Mucho antes de aquel suceso clave en la historia del cine español, la fotografía le permitió ganarse la vida muy pronto y configuró su manera de documentar la realidad y, por tanto, de filmar. Es imposible trazar el multifacético legado cinematográfico de Saura sin el eje de su ojo fotográfico. Su filmografía, más de medio centenar de largometrajes y mediometrajes, responde a épocas y tentativas muy dispares, con aciertos y tropiezos, éxitos internacionales incontestables y un homenaje final un día después de su muerte, el Goya de Honor, que sirvió de colofón para catalizar la admiración e influencia de su obra en las nuevas generaciones de cineastas.
Fue vanguardista por vocación, con un oído desprejuiciado que conectaba con las raíces y modas populares y un instinto que le permitía avanzar sin miedo a cambiar y equivocarse. Entre sus prácticas para el Instituto de Investigaciones y Experiencias Cinematográficas, embrión de la Escuela Oficial de Cine, destaca el cortometraje que le valió el título de fin de carrera, La tarde del domingo. Como en Los golfos (1960) o en Deprisa, deprisa (1981), a Saura le atraía el desasosiego y frustración juvenil, su inmediatez emocional. Rodada en 1956, la película se detenía en una criada, interpretada por Isana Medel, que combate su insignificancia dentro de una sociedad gris con el sueño de cada domingo, salir con sus amigas e ir a uno de los locales de baile que entonces había en Madrid, concretamente, a uno de los más concurridos, situado en los bajos del cine Salamanca. Saura sacó a la calle una cámara de 35 milímetros, algo excepcional en la España de entonces, y archivó la realidad de aquel lugar, como dos años después haría con los documentales Cuenca o con su participación en el malogrado Carta de Sanabria.

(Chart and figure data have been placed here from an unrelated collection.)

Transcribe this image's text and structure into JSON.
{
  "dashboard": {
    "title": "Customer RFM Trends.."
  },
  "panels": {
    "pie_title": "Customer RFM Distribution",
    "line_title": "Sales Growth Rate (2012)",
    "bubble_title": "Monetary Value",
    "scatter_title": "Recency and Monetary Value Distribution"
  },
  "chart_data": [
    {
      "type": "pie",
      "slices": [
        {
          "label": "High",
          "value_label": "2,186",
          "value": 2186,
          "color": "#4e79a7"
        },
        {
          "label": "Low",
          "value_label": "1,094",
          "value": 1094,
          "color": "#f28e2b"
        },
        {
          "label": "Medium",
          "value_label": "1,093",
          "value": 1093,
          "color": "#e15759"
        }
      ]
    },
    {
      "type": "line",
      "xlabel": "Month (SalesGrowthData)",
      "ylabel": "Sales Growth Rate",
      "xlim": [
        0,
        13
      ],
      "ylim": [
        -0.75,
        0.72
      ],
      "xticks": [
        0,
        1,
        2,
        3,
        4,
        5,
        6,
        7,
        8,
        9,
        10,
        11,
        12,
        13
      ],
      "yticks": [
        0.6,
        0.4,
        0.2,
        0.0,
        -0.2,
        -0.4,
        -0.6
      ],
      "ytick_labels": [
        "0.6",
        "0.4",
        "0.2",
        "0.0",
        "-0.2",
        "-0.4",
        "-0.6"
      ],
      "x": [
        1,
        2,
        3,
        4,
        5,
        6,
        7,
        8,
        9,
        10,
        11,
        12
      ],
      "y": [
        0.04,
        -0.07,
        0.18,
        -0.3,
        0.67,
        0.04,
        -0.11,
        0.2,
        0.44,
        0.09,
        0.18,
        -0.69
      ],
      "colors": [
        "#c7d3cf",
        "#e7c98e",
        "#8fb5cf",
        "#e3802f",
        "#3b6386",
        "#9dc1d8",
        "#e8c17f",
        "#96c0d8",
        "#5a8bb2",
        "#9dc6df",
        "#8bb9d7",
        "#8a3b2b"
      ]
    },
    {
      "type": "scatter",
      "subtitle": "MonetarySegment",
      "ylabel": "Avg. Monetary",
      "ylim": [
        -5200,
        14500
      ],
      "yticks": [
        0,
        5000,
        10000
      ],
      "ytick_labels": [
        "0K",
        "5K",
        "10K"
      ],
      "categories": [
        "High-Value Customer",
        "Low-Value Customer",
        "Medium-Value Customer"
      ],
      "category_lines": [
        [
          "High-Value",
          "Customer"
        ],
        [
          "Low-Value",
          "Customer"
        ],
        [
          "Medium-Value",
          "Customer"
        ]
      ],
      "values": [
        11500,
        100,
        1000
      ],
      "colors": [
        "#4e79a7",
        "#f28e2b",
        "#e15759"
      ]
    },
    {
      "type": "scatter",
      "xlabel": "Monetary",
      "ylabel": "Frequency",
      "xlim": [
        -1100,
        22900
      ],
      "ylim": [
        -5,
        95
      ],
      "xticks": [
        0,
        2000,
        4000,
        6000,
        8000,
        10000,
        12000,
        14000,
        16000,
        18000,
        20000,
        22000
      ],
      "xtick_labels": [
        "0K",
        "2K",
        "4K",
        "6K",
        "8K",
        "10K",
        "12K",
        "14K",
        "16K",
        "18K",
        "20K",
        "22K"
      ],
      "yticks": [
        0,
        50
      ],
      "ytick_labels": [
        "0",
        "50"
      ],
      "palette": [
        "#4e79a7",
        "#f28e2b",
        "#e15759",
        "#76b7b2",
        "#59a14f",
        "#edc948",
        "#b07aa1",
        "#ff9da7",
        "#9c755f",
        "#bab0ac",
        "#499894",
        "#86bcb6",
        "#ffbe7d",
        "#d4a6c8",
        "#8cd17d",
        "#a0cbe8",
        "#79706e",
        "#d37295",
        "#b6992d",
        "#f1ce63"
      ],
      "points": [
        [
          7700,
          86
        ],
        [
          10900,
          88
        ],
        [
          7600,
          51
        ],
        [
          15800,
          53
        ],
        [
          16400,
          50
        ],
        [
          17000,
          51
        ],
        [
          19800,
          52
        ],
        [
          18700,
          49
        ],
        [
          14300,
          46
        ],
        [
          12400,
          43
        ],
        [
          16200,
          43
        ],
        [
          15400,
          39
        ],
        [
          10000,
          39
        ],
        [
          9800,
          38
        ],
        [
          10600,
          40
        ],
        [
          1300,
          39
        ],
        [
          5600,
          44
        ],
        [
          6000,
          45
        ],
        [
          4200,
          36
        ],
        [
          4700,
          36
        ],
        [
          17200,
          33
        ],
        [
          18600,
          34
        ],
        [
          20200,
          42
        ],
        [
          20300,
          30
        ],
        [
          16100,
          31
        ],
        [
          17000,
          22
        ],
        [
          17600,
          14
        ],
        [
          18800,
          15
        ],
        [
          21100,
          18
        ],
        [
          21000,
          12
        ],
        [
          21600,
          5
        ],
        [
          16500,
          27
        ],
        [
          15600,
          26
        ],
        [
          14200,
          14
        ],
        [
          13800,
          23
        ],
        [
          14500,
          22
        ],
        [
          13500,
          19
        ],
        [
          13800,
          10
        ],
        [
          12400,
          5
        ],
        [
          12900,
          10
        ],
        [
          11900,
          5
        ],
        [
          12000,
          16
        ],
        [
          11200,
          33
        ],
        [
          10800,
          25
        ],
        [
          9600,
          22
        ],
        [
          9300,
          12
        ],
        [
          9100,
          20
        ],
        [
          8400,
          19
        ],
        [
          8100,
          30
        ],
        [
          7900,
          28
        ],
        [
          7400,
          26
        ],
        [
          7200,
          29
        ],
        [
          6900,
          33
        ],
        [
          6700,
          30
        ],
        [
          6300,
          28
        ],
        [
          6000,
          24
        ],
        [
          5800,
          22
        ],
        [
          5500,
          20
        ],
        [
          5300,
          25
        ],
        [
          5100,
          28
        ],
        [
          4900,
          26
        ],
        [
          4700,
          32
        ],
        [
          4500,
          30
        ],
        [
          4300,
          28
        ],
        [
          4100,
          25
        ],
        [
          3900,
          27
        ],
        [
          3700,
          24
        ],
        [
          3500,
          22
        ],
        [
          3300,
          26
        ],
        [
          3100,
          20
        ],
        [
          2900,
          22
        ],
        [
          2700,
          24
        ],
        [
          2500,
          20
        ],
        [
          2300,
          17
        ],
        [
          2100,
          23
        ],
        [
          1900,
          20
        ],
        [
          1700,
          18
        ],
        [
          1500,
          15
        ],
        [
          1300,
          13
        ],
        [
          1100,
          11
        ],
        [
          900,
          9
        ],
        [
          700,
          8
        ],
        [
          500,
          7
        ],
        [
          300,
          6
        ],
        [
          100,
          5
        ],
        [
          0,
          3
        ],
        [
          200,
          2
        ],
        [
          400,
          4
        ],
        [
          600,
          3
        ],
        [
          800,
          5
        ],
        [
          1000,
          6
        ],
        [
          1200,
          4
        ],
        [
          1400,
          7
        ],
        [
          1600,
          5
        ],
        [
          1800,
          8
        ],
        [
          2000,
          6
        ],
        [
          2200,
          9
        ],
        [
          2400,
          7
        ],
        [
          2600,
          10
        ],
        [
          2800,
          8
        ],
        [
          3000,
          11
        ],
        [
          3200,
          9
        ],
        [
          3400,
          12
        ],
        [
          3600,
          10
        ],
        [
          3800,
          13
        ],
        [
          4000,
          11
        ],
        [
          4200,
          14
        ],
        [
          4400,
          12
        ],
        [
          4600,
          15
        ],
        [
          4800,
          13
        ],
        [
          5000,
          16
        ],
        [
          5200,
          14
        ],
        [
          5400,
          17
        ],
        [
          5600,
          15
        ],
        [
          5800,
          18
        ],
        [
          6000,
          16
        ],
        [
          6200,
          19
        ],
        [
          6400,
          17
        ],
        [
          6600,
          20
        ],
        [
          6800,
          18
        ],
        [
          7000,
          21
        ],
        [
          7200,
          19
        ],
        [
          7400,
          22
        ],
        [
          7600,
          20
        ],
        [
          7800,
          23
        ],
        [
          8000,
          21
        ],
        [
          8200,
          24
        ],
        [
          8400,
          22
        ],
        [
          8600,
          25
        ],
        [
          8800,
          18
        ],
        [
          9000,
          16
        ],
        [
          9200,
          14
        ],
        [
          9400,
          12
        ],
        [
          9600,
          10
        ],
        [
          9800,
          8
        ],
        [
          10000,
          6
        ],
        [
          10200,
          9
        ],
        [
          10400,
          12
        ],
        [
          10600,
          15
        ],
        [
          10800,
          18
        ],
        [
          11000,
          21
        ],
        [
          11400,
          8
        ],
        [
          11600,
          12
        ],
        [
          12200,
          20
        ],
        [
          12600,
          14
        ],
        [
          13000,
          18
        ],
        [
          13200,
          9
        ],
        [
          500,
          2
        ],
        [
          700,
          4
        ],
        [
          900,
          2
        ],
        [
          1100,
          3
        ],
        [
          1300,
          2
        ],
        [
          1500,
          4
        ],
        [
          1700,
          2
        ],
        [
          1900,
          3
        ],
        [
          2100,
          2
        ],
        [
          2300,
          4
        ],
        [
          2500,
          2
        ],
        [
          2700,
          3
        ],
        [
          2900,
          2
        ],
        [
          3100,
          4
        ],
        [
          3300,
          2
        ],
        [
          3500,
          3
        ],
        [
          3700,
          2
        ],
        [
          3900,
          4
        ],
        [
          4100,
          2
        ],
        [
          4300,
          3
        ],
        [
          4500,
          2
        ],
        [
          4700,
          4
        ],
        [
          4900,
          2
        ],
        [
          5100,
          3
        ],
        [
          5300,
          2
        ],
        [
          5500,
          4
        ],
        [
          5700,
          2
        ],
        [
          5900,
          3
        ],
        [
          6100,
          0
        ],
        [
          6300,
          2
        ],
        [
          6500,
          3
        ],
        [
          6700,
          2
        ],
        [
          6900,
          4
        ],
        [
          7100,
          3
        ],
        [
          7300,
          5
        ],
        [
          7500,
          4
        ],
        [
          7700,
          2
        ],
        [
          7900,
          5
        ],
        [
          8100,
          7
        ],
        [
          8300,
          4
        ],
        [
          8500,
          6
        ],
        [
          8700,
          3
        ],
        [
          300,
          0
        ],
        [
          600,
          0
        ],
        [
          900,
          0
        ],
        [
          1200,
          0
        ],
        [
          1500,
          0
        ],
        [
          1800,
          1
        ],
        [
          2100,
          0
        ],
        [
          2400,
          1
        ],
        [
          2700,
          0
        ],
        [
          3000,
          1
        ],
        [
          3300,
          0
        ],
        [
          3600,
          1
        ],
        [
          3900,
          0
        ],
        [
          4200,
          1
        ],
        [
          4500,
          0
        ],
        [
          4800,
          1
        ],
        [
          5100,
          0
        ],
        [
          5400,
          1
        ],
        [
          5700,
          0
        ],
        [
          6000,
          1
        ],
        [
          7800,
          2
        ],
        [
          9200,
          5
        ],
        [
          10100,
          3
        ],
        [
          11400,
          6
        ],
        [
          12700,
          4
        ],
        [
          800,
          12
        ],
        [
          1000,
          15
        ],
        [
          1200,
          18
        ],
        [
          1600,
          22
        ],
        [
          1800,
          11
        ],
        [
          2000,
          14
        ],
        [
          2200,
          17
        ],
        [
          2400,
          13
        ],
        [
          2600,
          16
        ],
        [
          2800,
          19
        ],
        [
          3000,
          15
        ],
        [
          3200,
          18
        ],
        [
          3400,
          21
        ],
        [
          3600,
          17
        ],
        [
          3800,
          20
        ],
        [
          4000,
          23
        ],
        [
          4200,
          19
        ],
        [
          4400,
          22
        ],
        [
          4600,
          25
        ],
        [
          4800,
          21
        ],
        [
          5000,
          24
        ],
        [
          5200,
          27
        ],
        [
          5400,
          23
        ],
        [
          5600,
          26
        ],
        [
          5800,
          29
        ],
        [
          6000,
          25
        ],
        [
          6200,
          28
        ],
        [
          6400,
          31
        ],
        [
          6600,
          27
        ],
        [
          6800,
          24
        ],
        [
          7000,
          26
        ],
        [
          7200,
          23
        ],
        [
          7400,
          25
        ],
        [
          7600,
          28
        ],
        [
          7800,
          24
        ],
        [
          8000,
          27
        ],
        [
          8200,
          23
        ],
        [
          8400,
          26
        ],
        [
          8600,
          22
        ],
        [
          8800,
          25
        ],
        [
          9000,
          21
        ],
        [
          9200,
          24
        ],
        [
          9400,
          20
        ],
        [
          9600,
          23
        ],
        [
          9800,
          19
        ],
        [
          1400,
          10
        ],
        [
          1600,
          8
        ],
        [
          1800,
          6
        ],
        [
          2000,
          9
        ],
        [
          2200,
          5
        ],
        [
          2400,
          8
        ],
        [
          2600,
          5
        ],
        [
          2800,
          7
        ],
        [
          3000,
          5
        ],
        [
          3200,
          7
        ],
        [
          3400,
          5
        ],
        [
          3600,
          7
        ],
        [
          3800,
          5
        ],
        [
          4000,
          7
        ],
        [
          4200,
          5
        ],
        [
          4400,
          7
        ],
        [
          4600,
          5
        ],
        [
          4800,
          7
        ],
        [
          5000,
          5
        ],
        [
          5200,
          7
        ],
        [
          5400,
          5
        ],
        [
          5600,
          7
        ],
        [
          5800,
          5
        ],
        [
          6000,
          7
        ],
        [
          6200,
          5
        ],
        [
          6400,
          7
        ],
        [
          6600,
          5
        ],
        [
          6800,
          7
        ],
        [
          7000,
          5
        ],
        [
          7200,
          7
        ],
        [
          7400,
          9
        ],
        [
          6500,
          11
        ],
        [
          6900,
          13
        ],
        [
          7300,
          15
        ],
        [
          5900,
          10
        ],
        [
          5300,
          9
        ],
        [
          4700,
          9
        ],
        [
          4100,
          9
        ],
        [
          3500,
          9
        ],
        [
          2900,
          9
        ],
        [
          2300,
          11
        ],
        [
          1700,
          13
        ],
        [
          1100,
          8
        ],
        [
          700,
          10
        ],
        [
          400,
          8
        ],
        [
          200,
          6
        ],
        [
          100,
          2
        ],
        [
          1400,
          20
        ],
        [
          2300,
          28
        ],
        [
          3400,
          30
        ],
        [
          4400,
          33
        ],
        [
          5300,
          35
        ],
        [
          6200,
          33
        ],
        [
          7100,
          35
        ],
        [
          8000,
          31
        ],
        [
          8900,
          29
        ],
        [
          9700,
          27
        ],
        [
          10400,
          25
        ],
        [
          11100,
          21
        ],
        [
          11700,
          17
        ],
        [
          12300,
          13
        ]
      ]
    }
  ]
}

Su obra está además ligada a la colaboración con las mujeres de su vida. Su primera esposa fue la profesora, escritora y directora Adela Medrano, madre de sus hijos mayores, Carlos y Antonio; la actriz Geraldine Chaplin, madre de su tercer hijo, Shane, trabajó estrechamente en una etapa crucial de su cine, aportándole un importante bagaje intelectual y cultural; con Mercedes Pérez tuvo a sus hijos Manuel, Adrián y Diego, y con su compañera en las últimas décadas, la actriz Eulalia Ramón, a Anna, su única hija y el ojo derecho de su padre hasta el final.
Aunque en su trayectoria hay de todos los géneros, él picoteaba entre los hitos de su filmografía sin demasiado interés en mirar atrás. Ese sabio desapego, como su curiosidad de aprendiz con lo nuevo y desconocido, le dotaban de una generosa naturaleza, algo que apreciaban muchos de los actores y colaboradores que trabajaron con él. La preparación de sus memorias no fue una excepción. Durante los últimos meses de su vida, Saura compaginó pasado y futuro mientras terminaba el documental Las paredes hablan y los ensayos de Lorca por Saura con los recuerdos de casi un siglo recogidos ahora en De imágenes también se vive.